Неловко и как-то глупо, по-детски прозвучали эти слова, повисшие в тишине комнаты. Шигэру недоумённо моргнул, чуть ослабляя хватку и позволяя Сибори повернуться к нему лицом. А тот продолжал говорить, и рассказ его звучал почти восторженно, особенно тогда, когда начал он рассказывать о старике, что повстречал у реки… Шигэру молчал, слушая любимого, но видел Сибори в его глазах тень обиды и непонимания.
— Ты совсем ещё молод, Сибори, и думаю я, что ты погибнешь на войне быстрее, чем успеешь взять в руки оружие. А твоя смерть — последнее, о чём я желаю узнать в этой жизни.
Несколько уязвлённый подобными словами, рыжеволосый юноша умолк. А Шигэру, отпустив его, сел на циновке, словно пытаясь показаться выше и солиднее, чтобы прислушались к нему:
— Пойми уже: война — это не игра. И вряд ли ты вернёшься живым и не искалеченным. Ладно бы я объяснял это мальчишке, из которого весь ум вышибли родительские затрещины, из тех, что колотят друг друга деревянными палками, точно мечами! Но ты, ты ведь, как и я, видишь тех людей, что возвращаются с войны искалеченными, едва живыми, не добившимися ничего, кроме отрезанных конечностей и кучи болезней!

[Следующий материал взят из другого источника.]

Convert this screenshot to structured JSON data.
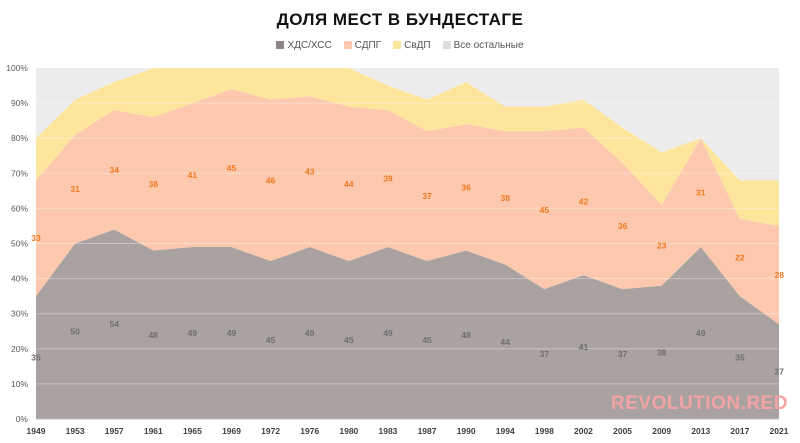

Впервые видел Сибори, чтобы Шигэру повышал голос. Пусть тот и старался говорить потише, памятуя о пациенте за стеной, но всё же никаких сил не было у мужчины на то, чтобы удерживаться от резких слов:
— Может, ты и сильный, и умный, и так далее, но на войне никому не будет интересно, сколько книг ты прочитал в юности! Если уж так сильно желаешь известности и славы, то мог бы попытать счастья как придворный лекарь кого-то из правителей: врачей нынче недостаёт, а с твоими знаниями тебя многие приняли бы к себе.